If it feels like you’re making fewer and fewer friends as you cruise through adulthood, that’s because it’s probably true. A depressing 2013 review of more than 270 studies found that people’s personal networks and friendship bases generally grow until young adulthood, then decline steadily with age.
Of course, that’s only a problem if you feel like it’s a problem. One of the great joys of growing up is the freedom to whittle down friendships to the few core people you actually need and love. (And yes, I am indeed saying this to justify the fact that I am 31 and my social life increasingly revolves around my six month old and, like, 2.5 good girlfriends — one of whom is my sister.)
But if you are happen to be a grown woman who is looking to make new friends, whether it’s because you’ve moved, or fallen out of touch or just want to surround yourself with some new faces who totally get where you’re at in your life, here are a few tips, several sourced straight from HuffPost editors who’ve somehow managed to do it themselves.

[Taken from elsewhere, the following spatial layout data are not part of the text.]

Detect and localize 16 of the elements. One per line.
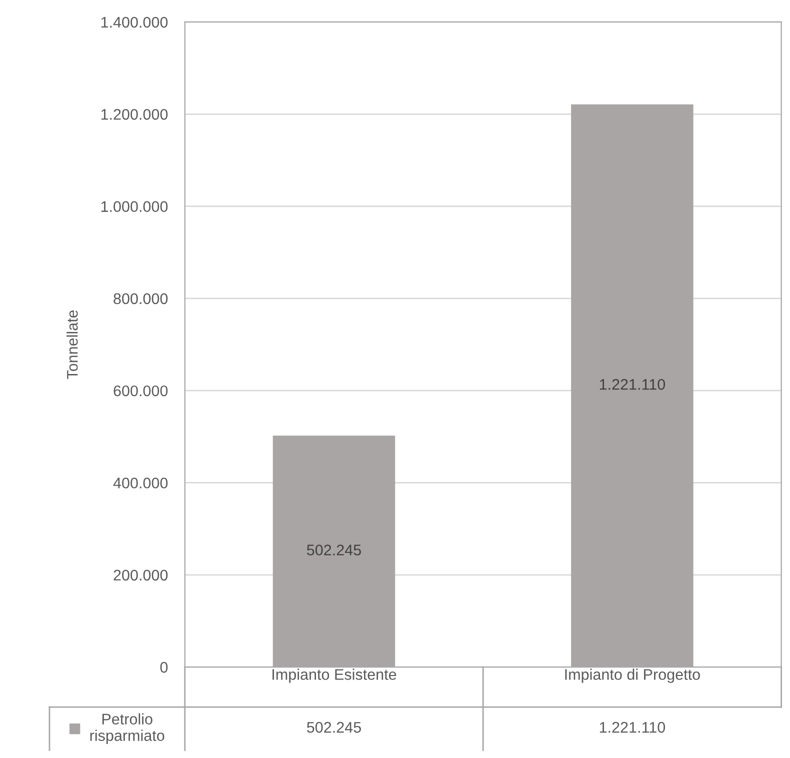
y-tick-label: 200.000 [114, 570, 168, 581]
data-label: 1.221.110 [600, 722, 666, 733]
x-tick-label: Impianto di Progetto [565, 668, 700, 683]
y-tick-label: 1.400.000 [101, 16, 168, 28]
y-tick-label: 0 [160, 662, 168, 673]
y-tick-label: 1.200.000 [101, 109, 168, 120]
y-tick-label: 600.000 [114, 385, 168, 396]
data-label: 502.245 [306, 722, 361, 733]
text: 502.245 [306, 544, 361, 556]
y-tick-label: 400.000 [113, 478, 168, 488]
y-tick-label: 1.000.000 [101, 201, 168, 212]
y-axis-title: Tonnellate [66, 310, 78, 379]
text: 1.221.110 [600, 379, 666, 390]
y-tick-label: 800.000 [114, 293, 168, 304]
legend-label: Petrolio risparmiato [90, 713, 164, 744]
x-tick-label: Impianto Esistente [272, 668, 396, 683]
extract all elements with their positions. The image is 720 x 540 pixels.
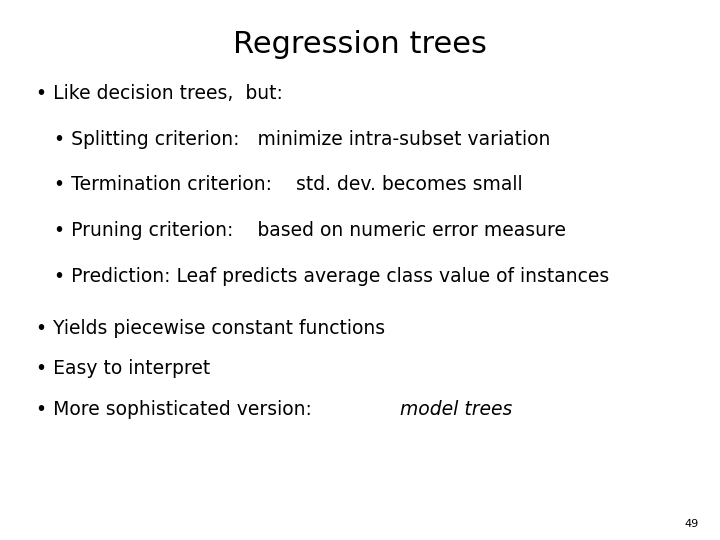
Text: • Yields piecewise constant functions: • Yields piecewise constant functions (36, 319, 385, 338)
Text: • More sophisticated version:: • More sophisticated version: (36, 400, 318, 419)
Text: • Easy to interpret: • Easy to interpret (36, 359, 210, 378)
Text: • Pruning criterion:    based on numeric error measure: • Pruning criterion: based on numeric er… (36, 221, 566, 240)
Text: model trees: model trees (400, 400, 512, 419)
Text: • Prediction: Leaf predicts average class value of instances: • Prediction: Leaf predicts average clas… (36, 267, 609, 286)
Text: 49: 49 (684, 519, 698, 529)
Text: • Termination criterion:    std. dev. becomes small: • Termination criterion: std. dev. becom… (36, 176, 523, 194)
Text: • Like decision trees,  but:: • Like decision trees, but: (36, 84, 283, 103)
Text: Regression trees: Regression trees (233, 30, 487, 59)
Text: • Splitting criterion:   minimize intra-subset variation: • Splitting criterion: minimize intra-su… (36, 130, 550, 148)
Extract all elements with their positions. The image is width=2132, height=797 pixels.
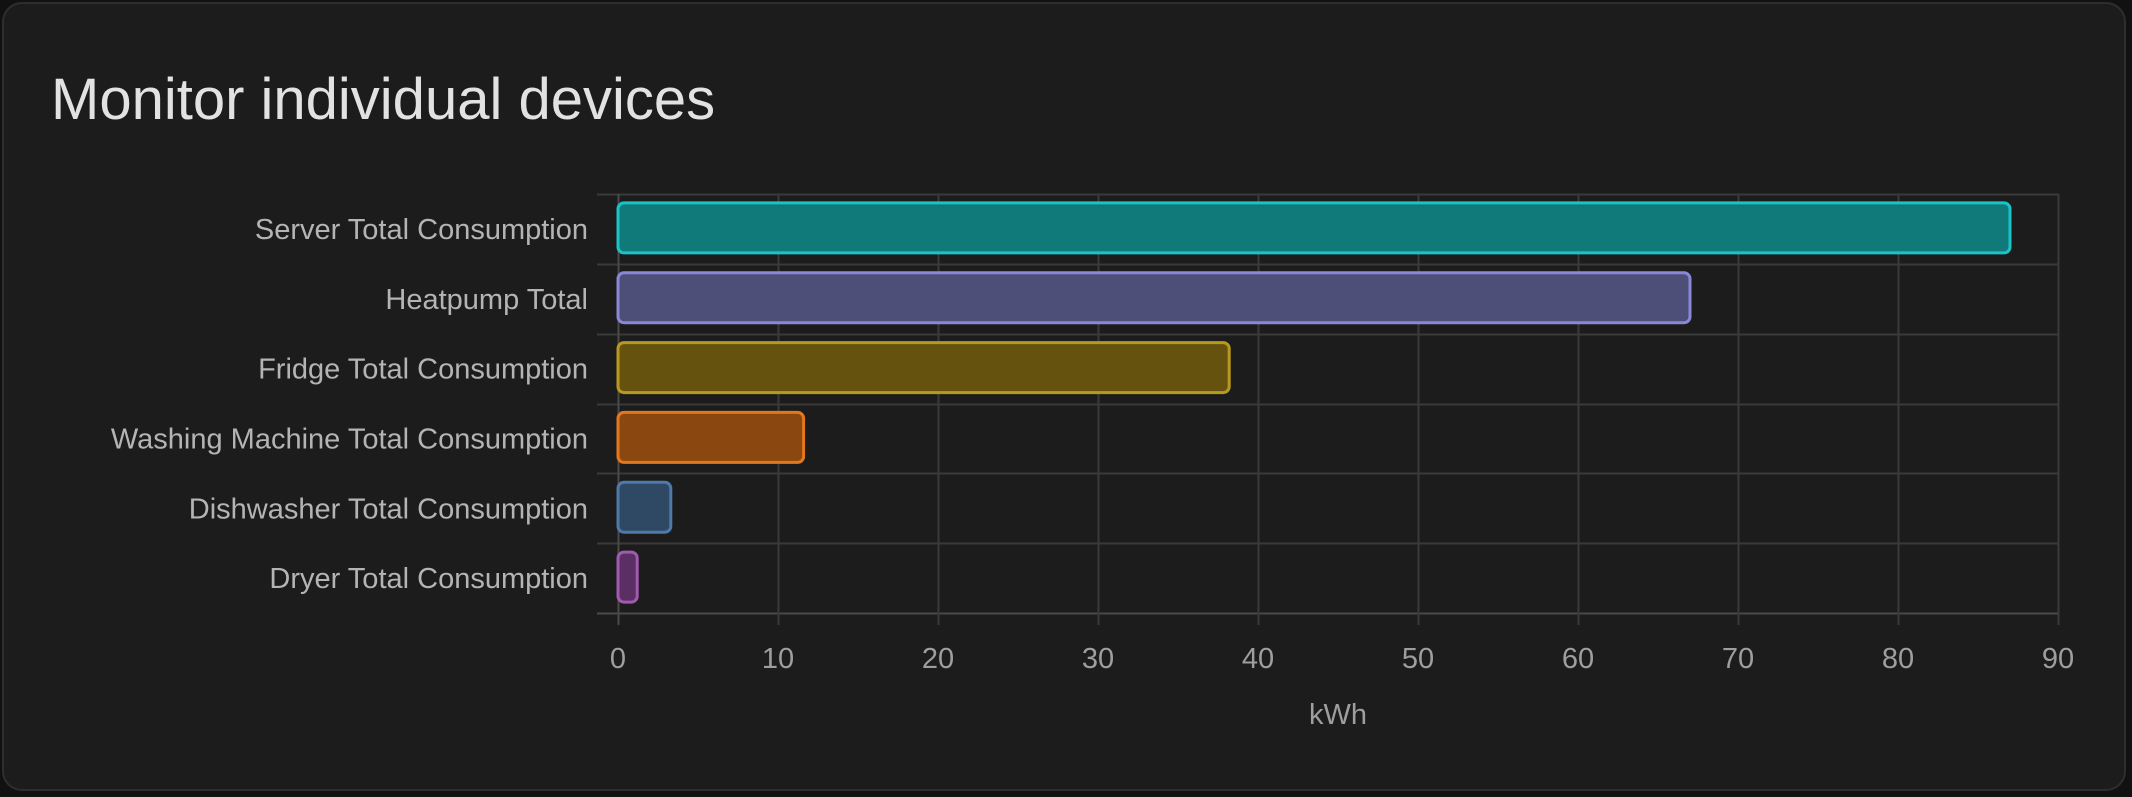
y-category-label: Server Total Consumption [255, 214, 588, 246]
x-tick-label: 0 [610, 643, 626, 675]
x-tick-label: 70 [1722, 643, 1754, 675]
x-tick-label: 20 [922, 643, 954, 675]
x-tick-label: 40 [1242, 643, 1274, 675]
x-tick-label: 50 [1402, 643, 1434, 675]
y-category-label: Fridge Total Consumption [258, 354, 588, 386]
card-title: Monitor individual devices [51, 67, 716, 132]
bar [616, 271, 1692, 325]
x-tick-label: 90 [2042, 643, 2074, 675]
y-category-label: Heatpump Total [385, 284, 588, 316]
bar [616, 410, 806, 464]
bar [616, 201, 2012, 255]
x-tick-label: 80 [1882, 643, 1914, 675]
x-axis-title: kWh [1309, 699, 1367, 731]
y-category-label: Dishwasher Total Consumption [189, 493, 588, 525]
x-tick-label: 60 [1562, 643, 1594, 675]
x-tick-label: 10 [762, 643, 794, 675]
y-category-label: Dryer Total Consumption [269, 563, 588, 595]
bar [616, 480, 673, 534]
x-tick-label: 30 [1082, 643, 1114, 675]
bar [616, 341, 1231, 395]
y-category-label: Washing Machine Total Consumption [111, 423, 588, 455]
bar [616, 550, 639, 604]
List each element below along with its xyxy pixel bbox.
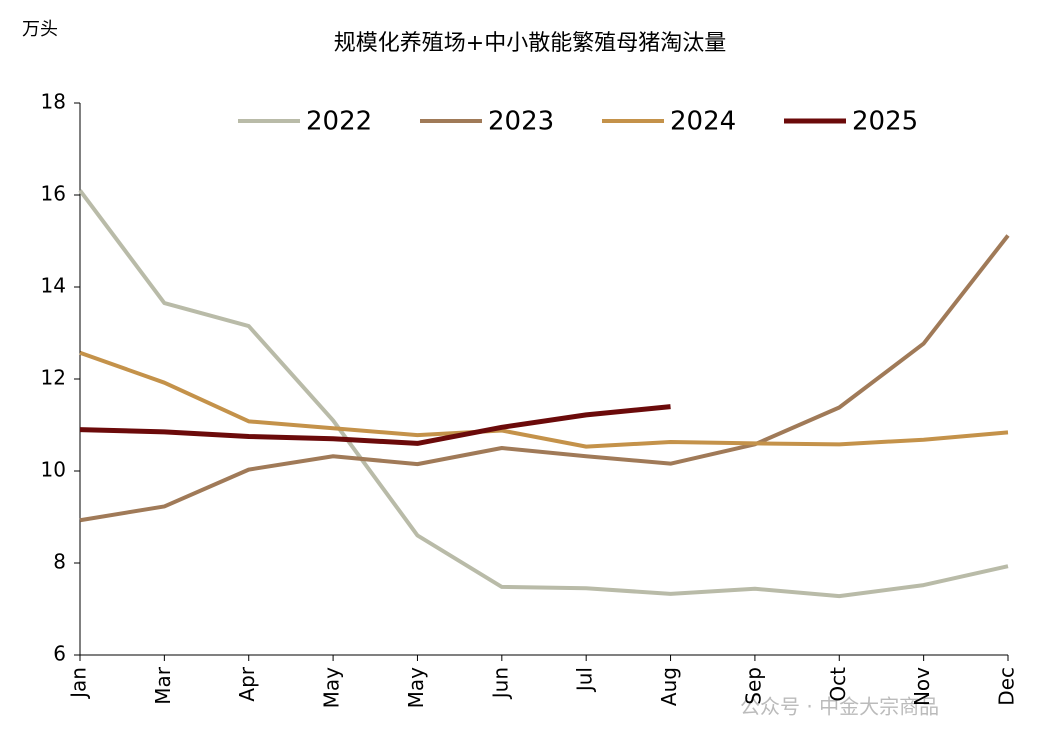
x-tick-label: Dec [995,667,1019,706]
x-tick-label: Nov [910,667,934,706]
x-tick-label: Oct [826,667,850,702]
series-line [79,234,1010,523]
watermark: 公众号 · 中金大宗商品 [740,695,939,719]
x-tick-label: May [404,667,428,709]
y-tick-label: 18 [41,90,66,114]
legend-label: 2024 [670,107,736,137]
legend-label: 2023 [488,107,554,137]
series-line [79,404,671,446]
x-tick-label: Jun [488,667,512,700]
y-tick-label: 10 [41,458,66,482]
legend-label: 2022 [306,107,372,137]
x-tick-label: Aug [657,667,681,706]
x-tick-label: Jul [573,667,597,693]
y-tick-label: 16 [41,182,66,206]
legend-label: 2025 [852,107,918,137]
x-tick-label: Jan [67,667,91,700]
y-tick-label: 6 [53,642,66,666]
x-tick-label: Mar [151,666,175,705]
y-tick-label: 8 [53,550,66,574]
chart-title: 规模化养殖场+中小散能繁殖母猪淘汰量 [334,31,726,56]
series-line [79,350,1009,449]
x-tick-label: Apr [235,666,259,701]
y-tick-label: 14 [41,274,66,298]
series-line [78,189,1009,599]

It’s obvious, yes, but you’re not going to make new friends sitting alone in your apartment, watching Netflix and getting down with a pint of Chubby Hubby. Real adult women I spoke to said they’ve successfully picked up new lady friends by joining book clubs, taking Zumba and yoga classes and playing intramural sports.
…but only things you’re actually into.
One of the reasons why book club friendships tend to be easily formed (aside from, you know, booze) is that women generally join because a) they, like you, like to read and b) they, like you, are looking to socialize. A shared interest + a genuine desire to make new buddies = friendship city! But forcing yourself to join clubs if you’re just not a joiner, or take classes you detest in the name of expanding your social network is the worst. And now you’re a grown-ass woman, so you no longer have to — huzzah! If the idea of a book club makes you ill, skip it. If you’re terrified by the thought of cardio-dance-whatever, don’t go. Find your thing, then (and this is the real key) actually do it.
Work somewhere awesome.
This one’s easier said than done, of course. But if you are lucky enough to have at least one co-worker you find relatively kind and interesting, don’t take it for granted. Make friends, and not just because it’s good for your career, but because it feels good to develop bonds with the people you spend hours around. That doesn’t even mean you have to go to group happy hours if you’re an introvert, or just don’t want to. Grab your beloved work wives for lunch every once in a while, or even just initiate bonding over Gchat. Then make an effort to stay in touch if one or both of you moves on to a new gig.
This is in no way to suggest that being childfree, by choice or otherwise, is an impediment to making friends. It’s absolutely not. If you don’t have children, or can’t have children, or hate the word children, skip this tip.
But several women I spoke to did say having kids is one of the easiest ways they’ve found to make friends with other women. One described connecting with another mom at her kid’s soccer game who was the only other woman also working on her laptop. Another echoed that she’s found it pretty easy to make mom friends — with the caveat that it can be heartbreaking when your kid breaks up with a friend whose mother you love, meaning it may be over for you two as well. (This can also happen when you befriend a friend’s partner and they split, and it’s the pits.)
Co-opt your friends’ friends.
Getting to know your friends’ friends better is an easy way to meet new people you’d probably get along with. Presumably at least one of your current lady friends is a decent judge of character with pals in other areas of her life with whom you’d be simpatico. When you meet one at a birthday party or concert or whatever, glom on and never let them go! As a bonus, it’s relatively non-awkward to establish a follow-up date — just include the friend who brought you two together, et voila.
Revisit your archives.
Don’t bother with friends you’ve broken up with for good reason, or who refuse to acknowledge that you’ve lived and changed a lot since you were a nerdy 13-year-old. But one of the glories of social media is that it’s a pretty painless way to reconnect with faces from your past who you actually miss — you know, the college friend who you fell out of touch with for no good reason other than life happens, or the non-mom friend you unintentionally blew off after you had a kid. If something went wrong between you, rehash your sh*t if you feel like it’s important for successfully moving forward. Or don’t. That’s the awesome thing about making friends as an adult woman. It may be hard to do, but you get to do it fully on your own terms.